THE move by the United States and its European Gulf-war allies to keep Baghdad's helicopters and warplanes out of southern Iraq has pluses and minuses. On the positive side, it serves notice that the allies will not tolerate brutal air assaults by Saddam Hussein on the region's Shiite Muslims, who tried unsuccessfully to throw off the dictator's yoke in the months following the war.

The Shiites failed then because, even after the pounding in Kuwait, Saddam still controlled significant military might and because the coalition's mandate didn't include a thrust into Iraq proper. Nonetheless, the Shiites, like the Kurds to the north, were encouraged in their rebellion against Baghdad.

The Kurds were eventually given a safe zone and air protection. The Shiites have been given continual harassment and, lately, aerial bombardment by Saddam. Whole villages have been flattened, and the government threatens destruction of the Shiites' marshland environment and way of life.

The same kind of air cover given the Kurds hardly seems too much to offer the Shiites, who are equally victims of Saddam's genocidal methods. United Nations Security Council Resolutions 688, demanding a stop to Iraq's repression of its civilian population, and 678, the pre-war measure authorizing use of "all necessary means" to restore peace and security to the Gulf area, provide a legal rationale.

The negatives include concern over whether this action could hasten a breakup of Iraq. It would effectively cut Saddam's realm into three parts, with his full control exercised only in the Sunni Muslim midsection of the country. The prospect of a northern Kurdish state and a southern Shiite one gravely troubles Turkey and Saudi Arabia. But the Saudis, at least, may be equally troubled by the prospect of Saddam fully reestablishing his airfields in the south.

Another problem: What happens if, air power or not, Saddam uses his massed troops and tanks to overrun the Shiites anyway. What do the Western allies do then? They have drawn a line against a ground assault in the north, after a fashion, but not in the south.

Finally, what about the much bigger question of what this operation implies for the world?

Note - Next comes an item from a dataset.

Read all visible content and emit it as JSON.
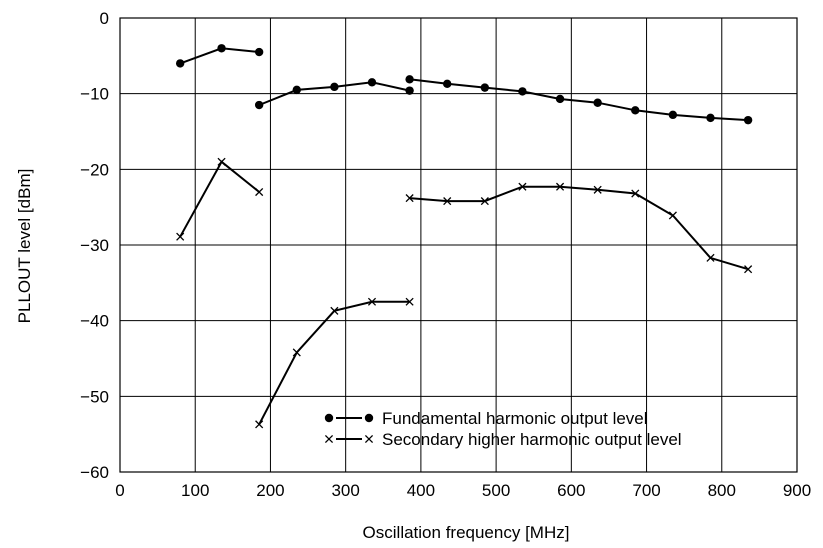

In backing the air shield for the Shiites, British Prime Minister John Major said the Western powers couldn't "just stand by" and watch in southern Iraq "the systematic destruction of a whole people."

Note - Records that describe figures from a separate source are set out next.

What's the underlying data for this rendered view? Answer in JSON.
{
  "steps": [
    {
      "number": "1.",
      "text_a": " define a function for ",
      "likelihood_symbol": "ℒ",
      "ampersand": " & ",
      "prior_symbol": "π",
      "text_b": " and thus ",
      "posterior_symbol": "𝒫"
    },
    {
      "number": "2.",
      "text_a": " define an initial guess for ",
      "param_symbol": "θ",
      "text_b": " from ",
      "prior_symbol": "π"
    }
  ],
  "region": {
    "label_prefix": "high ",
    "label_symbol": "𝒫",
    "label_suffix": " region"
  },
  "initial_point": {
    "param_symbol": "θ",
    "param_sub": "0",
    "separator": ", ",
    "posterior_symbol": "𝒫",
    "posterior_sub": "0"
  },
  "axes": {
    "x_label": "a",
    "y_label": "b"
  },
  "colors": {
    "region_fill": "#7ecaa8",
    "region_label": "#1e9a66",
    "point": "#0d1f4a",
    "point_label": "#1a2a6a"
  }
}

That kind of destruction is happening in a number of other places in the world - Bosnia, for instance, or Somalia, or parts of Burma. Democratic nations, using the means of the United Nations, are venturing toward active opposition to forms of tyranny the world has tolerated in the past. It's a moral, just endeavor. But it will require tremendous resources, commitment, and consistency to see it through.

Are our leaders - and the publics that give them legitimacy - up to that?